Courses & TravelOctober 27, 2016

Phil Mickelson begins work on renovating, restoring flood-damaged Greenbrier Course

Phil Mickelson with Greenbrier Resort owner Jim Justice examine the Greenbrier Course.

Phil Mickelson and his Mickelson Design Group has commenced on its renovation and restoration work of the flood-ravaged Greenbrier Course at Greenbrier Resort in White Sulphur Springs, W.V.

Mickelson, who spent two days examining the property with his designs staff and Greenbrier Resort owner Jim Justice earlier this month, said he intends to closely follow the vision of the course’s original architect, Seth Raynor.

“I’ve always been a big fan of Seth Raynor’s work,” Mickelson said in a news release. “My goal is to stay true to his design concepts while updating the course to challenge and excite generations to come. By restoring the Greenbrier to its full glory we’ll help the town and region recover form the devastating flood damage.”

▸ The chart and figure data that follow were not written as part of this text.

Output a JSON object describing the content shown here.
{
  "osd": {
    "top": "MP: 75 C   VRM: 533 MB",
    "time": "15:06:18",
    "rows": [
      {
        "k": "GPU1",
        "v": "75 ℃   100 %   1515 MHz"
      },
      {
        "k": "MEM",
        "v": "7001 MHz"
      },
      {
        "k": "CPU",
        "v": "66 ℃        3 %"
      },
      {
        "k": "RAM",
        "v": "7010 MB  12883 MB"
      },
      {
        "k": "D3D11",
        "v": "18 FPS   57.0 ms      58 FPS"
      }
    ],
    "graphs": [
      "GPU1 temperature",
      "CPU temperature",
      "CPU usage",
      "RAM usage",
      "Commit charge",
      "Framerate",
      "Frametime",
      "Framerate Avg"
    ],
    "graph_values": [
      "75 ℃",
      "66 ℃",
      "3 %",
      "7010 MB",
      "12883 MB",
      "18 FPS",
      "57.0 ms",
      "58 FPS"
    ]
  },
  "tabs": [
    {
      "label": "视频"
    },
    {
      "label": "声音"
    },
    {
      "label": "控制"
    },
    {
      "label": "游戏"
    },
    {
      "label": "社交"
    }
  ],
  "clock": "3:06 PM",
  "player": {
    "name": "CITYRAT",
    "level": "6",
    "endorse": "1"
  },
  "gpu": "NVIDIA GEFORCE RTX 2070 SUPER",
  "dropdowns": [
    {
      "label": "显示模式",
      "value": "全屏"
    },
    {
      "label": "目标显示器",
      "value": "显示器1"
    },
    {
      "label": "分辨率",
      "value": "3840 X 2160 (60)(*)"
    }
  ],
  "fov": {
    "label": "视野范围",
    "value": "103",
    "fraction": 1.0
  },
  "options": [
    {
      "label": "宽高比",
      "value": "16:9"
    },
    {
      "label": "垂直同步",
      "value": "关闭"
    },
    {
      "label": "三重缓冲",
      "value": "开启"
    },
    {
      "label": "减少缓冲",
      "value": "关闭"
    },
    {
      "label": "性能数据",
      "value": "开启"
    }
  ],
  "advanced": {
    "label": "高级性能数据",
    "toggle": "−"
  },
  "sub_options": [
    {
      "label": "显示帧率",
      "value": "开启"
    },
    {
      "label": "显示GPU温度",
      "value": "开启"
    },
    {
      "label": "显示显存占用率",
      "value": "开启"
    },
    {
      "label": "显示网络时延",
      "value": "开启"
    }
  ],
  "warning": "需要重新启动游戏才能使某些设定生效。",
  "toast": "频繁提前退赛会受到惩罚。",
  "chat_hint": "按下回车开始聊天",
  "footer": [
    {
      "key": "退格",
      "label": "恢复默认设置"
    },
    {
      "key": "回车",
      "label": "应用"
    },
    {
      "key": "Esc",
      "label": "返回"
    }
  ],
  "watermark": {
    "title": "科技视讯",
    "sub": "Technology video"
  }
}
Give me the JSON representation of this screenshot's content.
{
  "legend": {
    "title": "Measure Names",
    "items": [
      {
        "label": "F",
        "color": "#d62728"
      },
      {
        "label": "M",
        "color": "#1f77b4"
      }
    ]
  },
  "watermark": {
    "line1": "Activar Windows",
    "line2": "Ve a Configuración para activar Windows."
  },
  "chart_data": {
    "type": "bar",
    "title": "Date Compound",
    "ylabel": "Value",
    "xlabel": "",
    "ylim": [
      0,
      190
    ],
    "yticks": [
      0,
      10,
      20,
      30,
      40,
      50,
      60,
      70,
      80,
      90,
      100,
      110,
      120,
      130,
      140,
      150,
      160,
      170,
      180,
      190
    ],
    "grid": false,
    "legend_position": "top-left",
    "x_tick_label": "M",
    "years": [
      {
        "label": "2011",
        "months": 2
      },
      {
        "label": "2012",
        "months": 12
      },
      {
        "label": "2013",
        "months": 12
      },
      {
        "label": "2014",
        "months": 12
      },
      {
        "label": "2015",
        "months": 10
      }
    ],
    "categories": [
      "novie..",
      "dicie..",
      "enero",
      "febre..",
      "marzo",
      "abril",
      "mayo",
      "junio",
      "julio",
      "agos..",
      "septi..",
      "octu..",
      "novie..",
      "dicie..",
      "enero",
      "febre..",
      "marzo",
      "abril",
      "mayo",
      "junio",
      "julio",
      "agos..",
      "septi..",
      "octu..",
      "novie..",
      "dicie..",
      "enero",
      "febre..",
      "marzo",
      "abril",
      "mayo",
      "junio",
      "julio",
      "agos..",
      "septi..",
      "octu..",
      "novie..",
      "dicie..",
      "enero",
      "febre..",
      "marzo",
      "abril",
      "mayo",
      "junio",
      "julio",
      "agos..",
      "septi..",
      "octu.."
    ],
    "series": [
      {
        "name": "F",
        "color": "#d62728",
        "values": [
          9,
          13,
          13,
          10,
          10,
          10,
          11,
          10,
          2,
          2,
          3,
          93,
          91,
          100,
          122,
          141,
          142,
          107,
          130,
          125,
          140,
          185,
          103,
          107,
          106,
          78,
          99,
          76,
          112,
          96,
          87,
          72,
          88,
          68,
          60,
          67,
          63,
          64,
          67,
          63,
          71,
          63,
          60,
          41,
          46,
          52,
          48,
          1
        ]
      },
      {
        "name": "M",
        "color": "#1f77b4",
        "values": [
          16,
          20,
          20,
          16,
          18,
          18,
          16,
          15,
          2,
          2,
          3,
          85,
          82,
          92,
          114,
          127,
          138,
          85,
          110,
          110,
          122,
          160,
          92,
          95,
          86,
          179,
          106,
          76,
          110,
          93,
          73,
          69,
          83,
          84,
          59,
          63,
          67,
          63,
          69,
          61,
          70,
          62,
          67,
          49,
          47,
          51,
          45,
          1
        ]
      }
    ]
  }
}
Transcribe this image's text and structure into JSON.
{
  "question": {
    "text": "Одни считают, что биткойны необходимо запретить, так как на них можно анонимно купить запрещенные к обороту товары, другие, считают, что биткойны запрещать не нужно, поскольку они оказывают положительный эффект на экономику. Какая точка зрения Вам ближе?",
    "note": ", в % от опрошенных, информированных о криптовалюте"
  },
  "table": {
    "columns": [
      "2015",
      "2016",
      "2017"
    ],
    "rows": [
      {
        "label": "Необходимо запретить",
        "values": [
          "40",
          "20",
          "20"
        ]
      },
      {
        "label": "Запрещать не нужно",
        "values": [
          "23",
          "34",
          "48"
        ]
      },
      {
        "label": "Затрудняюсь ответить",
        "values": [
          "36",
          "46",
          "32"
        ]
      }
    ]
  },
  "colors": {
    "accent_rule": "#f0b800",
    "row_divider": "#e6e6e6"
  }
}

Eight of the original holes will be modified, a news release said, while 10 new holes, “set in a magnificent old-growth forest that is sliced by streams and features some elevation changes of more than 100 feet” will be constructed.

RELATED: Greenbrier officials continue slow clean-up after flooding

The renovation and restoration project will start in January and is expected to be completed by November of 2017 and re-opened in the spring of 2018.

The Greenbrier Course was the site of the Ryder Cup in 1979.

Mickelson recently was named the Greenbrier Resort’s PGA Tour ambassador.